One of the terms that I’ve been hearing a lot lately is “experimental gameplay.” The other popular descriptor for games is to refer to some as art. They’re labels that seem to be haphazardly applied to anything that doesn’t conform completely to bog standard gameplay conventions. Gone Home was a game that the critics referred to as both experimental and art. While last week we found out that I disagree with those sentiments, I have found a game that both labels could apply to and certainly qualifies as experimental.
The Stanley Parable is an updated, full release of a 2011 Source engine mod. Like Gone Home, there’s no combat in The Stanley Parable. However, that’s where the similarities end. The Stanley Parable is so experimental, so unorthodox and so brilliant that it certainly earns its place as one of 2013’s best games.
Describing The Stanley Parable in any great detail is something that seemed exceedingly difficult as I was mapping out this review in my head. The game is so malleable that everything I describe could be altered if a different decision is made.
The Stanley Parable is, at first glance, a game about nothing. Follow the path laid before your and it all resolves itself neatly. Start to deviate and the game comes to life. Branching narrative paths and multiple endings are used in a way to be a meta analysis on the current tropes of gameplay and narrative design. And like many great games before it, The Stanley Parable delves into the psychology of gaming and gamers.
To go into the game into any greater detail than that would be risking massive spoilers. Suffice to say that this game manages to be smart and funny and brilliant in a way that never feels sanctimonious. It’s just a brilliantly balanced experience that everyone should try, even if it’s just playing the demo.
Like last week’s Gone Home, there aren’t really any gameplay mechanics (well, apart from the way navigating through the world changes the narrative as mentioned above). You walk around in a first-person point-of-view and can interact with certain objects. There’s no combat. There’s a little bit of puzzle solving. And that covers it. In a world that’s so up in arms over ludonarrative dissonance, that’s the last thing that you’re going to find in The Stanley Parable.
The graphics are what you’d expect at this point for a Source engine game. I would call them a little closer to the original Portal in terms of quality than, say, Portal 2 but the game doesn’t suffer for slightly dated looking graphics. However, if you’ve played the original Stanley Parable mod, the graphics have been updated and certainly look better. I suppose that what you think of the graphic will largely be determined by your basis of comparison.
The audio, on the other hand, is absolutely fantastic. Sure, the sound effects seem to be largely out of Valve’s catalog that they use for their games but the narrator is absolutely fantastic. Kevan Brighting’s work narrating the story stands up among the greatest of voiceover work that I’ve ever heard.
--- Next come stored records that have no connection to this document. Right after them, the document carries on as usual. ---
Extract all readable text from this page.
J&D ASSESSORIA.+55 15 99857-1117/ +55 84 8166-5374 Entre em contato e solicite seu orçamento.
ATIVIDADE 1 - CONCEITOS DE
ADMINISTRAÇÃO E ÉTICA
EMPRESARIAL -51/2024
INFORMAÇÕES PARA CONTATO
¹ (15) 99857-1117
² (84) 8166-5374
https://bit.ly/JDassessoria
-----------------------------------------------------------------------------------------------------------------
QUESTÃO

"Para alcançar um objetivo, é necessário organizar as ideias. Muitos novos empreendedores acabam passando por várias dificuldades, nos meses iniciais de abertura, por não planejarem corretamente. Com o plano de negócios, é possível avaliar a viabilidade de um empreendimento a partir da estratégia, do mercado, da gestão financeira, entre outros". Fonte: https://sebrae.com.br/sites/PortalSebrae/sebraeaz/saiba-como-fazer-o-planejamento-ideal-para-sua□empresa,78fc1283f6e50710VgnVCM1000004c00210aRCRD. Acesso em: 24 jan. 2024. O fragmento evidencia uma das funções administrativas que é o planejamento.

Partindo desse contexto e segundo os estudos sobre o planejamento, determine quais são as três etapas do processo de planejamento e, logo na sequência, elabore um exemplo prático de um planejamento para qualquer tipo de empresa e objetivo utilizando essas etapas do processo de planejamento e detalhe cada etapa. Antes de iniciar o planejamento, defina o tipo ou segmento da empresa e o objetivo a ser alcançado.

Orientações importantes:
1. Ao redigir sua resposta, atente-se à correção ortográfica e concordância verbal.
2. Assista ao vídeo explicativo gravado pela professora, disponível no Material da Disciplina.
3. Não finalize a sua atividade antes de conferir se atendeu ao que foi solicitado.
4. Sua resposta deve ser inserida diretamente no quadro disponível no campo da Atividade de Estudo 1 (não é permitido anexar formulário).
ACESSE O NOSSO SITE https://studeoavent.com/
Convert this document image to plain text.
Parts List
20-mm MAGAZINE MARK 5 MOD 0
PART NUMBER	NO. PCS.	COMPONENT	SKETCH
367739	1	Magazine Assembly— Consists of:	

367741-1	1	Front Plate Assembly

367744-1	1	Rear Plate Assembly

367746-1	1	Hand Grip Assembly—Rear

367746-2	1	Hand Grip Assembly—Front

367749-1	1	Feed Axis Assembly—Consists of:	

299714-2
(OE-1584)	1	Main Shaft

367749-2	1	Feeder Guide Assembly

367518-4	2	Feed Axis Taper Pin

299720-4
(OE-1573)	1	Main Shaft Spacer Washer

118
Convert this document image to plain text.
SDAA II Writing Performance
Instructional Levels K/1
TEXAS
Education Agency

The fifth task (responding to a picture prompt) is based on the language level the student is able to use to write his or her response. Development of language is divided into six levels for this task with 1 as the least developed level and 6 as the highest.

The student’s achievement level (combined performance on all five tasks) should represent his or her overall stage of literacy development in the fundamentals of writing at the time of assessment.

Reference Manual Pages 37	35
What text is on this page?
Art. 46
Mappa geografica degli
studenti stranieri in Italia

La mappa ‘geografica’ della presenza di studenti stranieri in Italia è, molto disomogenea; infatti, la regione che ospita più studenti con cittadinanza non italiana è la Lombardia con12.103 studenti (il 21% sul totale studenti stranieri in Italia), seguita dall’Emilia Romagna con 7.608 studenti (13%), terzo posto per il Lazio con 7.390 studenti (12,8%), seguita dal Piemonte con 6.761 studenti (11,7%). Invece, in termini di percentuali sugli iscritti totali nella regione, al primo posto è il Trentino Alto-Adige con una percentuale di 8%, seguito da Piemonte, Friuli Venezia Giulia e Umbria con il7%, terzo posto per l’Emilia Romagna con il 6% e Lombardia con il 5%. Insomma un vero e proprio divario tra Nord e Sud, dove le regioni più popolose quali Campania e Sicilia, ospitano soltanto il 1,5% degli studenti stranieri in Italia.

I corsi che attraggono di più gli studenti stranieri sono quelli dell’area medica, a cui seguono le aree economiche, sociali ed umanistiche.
To use another Source engine example, Brighting is every bit as good as the narrator as Ellen McLain is as GLaDOS. Absolutely spectacular work that needs to be heard to truly be appreciated.
If I had played this sooner, The Stanley Parable might have jumped Gunpoint as my favourite indie game of 2013. I’m not going to change my best indie game of 2013 because I’ve already named it but that doesn’t change the fact that I absolutely love this game.
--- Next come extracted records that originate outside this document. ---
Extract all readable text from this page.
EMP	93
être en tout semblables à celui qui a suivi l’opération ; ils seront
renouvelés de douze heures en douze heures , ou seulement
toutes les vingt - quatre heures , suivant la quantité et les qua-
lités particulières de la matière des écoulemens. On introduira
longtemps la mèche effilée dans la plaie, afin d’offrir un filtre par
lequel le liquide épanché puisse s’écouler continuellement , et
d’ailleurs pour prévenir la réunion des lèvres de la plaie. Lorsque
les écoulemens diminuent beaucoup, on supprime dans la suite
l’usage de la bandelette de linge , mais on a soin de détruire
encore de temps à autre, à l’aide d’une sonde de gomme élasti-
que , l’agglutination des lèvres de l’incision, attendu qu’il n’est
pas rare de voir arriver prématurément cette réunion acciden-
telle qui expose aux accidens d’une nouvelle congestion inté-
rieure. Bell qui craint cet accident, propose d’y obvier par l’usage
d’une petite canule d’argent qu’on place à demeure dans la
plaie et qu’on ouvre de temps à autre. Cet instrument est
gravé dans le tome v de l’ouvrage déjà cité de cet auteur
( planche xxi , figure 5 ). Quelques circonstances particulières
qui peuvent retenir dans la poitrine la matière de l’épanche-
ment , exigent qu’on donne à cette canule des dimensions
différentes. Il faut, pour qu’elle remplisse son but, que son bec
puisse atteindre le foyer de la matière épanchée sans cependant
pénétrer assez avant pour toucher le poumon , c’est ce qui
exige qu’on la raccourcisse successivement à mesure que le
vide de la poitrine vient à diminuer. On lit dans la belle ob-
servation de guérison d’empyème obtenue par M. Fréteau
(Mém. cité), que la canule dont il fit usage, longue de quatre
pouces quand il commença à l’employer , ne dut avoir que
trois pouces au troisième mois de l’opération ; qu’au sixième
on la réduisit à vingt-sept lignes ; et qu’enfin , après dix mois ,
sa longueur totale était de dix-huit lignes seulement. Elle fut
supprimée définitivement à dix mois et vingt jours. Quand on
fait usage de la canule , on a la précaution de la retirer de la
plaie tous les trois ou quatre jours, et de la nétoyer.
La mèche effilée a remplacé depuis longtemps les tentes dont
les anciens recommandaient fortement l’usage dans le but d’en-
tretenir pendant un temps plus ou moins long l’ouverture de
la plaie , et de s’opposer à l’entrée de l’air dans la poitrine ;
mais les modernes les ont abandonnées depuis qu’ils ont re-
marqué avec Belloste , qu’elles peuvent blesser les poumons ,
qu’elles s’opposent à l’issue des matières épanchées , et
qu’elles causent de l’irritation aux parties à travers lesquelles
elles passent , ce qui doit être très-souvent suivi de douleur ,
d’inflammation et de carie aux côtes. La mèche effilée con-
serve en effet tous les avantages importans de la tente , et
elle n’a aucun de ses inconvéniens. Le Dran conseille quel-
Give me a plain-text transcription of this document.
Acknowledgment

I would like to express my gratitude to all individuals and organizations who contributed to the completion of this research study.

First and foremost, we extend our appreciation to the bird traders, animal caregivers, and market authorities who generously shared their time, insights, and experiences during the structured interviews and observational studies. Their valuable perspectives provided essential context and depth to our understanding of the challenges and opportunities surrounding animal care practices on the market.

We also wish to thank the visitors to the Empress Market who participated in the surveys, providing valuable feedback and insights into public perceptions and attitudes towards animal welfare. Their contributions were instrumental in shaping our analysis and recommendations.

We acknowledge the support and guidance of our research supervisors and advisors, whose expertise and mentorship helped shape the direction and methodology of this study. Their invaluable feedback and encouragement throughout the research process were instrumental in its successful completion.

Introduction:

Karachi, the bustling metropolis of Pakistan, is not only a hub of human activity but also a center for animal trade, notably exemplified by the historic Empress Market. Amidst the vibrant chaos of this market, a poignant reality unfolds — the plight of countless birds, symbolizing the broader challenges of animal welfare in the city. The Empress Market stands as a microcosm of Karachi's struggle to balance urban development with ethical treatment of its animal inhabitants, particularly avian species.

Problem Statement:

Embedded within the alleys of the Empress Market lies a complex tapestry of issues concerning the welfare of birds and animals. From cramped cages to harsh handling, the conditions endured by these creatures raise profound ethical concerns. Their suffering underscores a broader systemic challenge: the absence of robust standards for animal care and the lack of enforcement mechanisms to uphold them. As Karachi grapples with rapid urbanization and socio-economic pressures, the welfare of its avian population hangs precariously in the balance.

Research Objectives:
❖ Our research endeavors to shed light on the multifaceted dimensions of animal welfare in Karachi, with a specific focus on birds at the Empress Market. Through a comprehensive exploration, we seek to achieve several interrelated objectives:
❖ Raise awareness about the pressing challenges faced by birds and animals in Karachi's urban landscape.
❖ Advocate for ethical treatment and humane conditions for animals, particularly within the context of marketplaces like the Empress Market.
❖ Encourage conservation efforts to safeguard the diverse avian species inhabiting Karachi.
The Stanley Parable is a smart game that can be described as experimental and artistic while still easily qualifying as just plain fun. Like Gone Home, this isn’t going to be a game for everyone but it certainly was a great game for me. It terms of being a metaanalysis of gaming, it stands up to the likes of BioShock and Spec Ops: The Line. In terms of dark humour, it’s as good as Portal. I don’t think I can give it higher praise than that.
The Stanley Parable was reviewed on Windows PC but is also available for Mac OS X. Your impressions of the game may differ depending on platform played on, PC specs and how many times you play through the game. The more, the better.